Harold has challenged me to come up with another piece on the Federal Reserve System, which has been on the news daily for the last year at least. Sadly I can't come up with anything right now that has not already been stated in previous posts. I will add, however, that I have been trading every FRN I can spare from my minimum-wage paycheck for silver specie from the local coin store. I did so on Tuesday - I got $2.75 face value (meaning the face value printed on the silver coins adds up to that amount) for $30.10. Wow!
The way it works (according to the gentleman at the coin shop) is this: the coins in question, meaning half-dollars, quarters, and dimes minted in 1964 or before consist of 90% silver. I don't know what the other 10% is, but this was done so the coins would not be soft and wear away. A "dollar" face value is supposed to weigh one troy ounce (which is only 85% of the "normal" ounce the Americans use). So, the guy at the store takes the commodity value of silver on that day (it was $17.83 on Tuesday I think) and multiplies it by 0.715 to get the cost of one "dollar's" weight of silver, which came out to be $12.75. This is what he charges me: apparently he profits off those poor souls who have been so harmed by the Fed in recent years that they have been selling their silver - not a good long-term plan, in my opinion, but I guess it beats losing your home....
Now, hopefully at least a few of you are saying what I said: 85% of 90% of 1.00 comes out to be 0.765, not 0.715, so what accounts for the difference? He couldn't answer the question (I think I confused him) but I suspect it represents the cost of the energy it would take to melt it down and extract the pure silver. He called this number the "melt value".
I would also like to point out an often overlooked benefit of restoring silver to our currency: public health.
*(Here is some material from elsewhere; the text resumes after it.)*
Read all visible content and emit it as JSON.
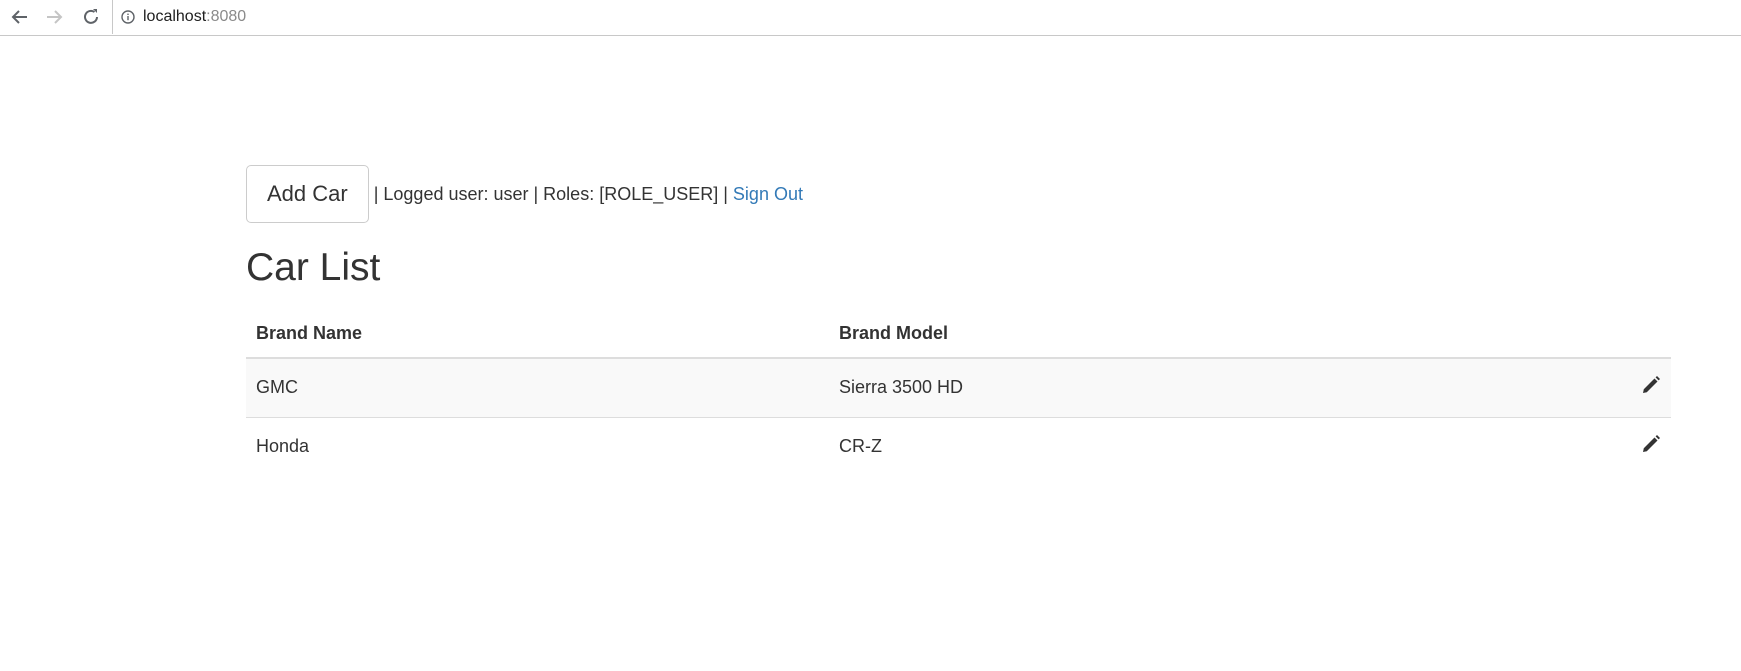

The fact is that silver has potent anti-biotic properties and will inhibit the growth of bacteria and other microorganisms in a petri dish. (So does gold, but I cannot afford gold....) Thus, the use of silver currency would tend to greatly reduce the transmission of bacteria from one human to another in everyday commerce. Contrast this with the Fed's greasy "rag money" which is known to harbor such teeming varieties of microorganisms that all fast-food employees are admonished never to touch food after operating the cash register unless they have properly sanitized their hands!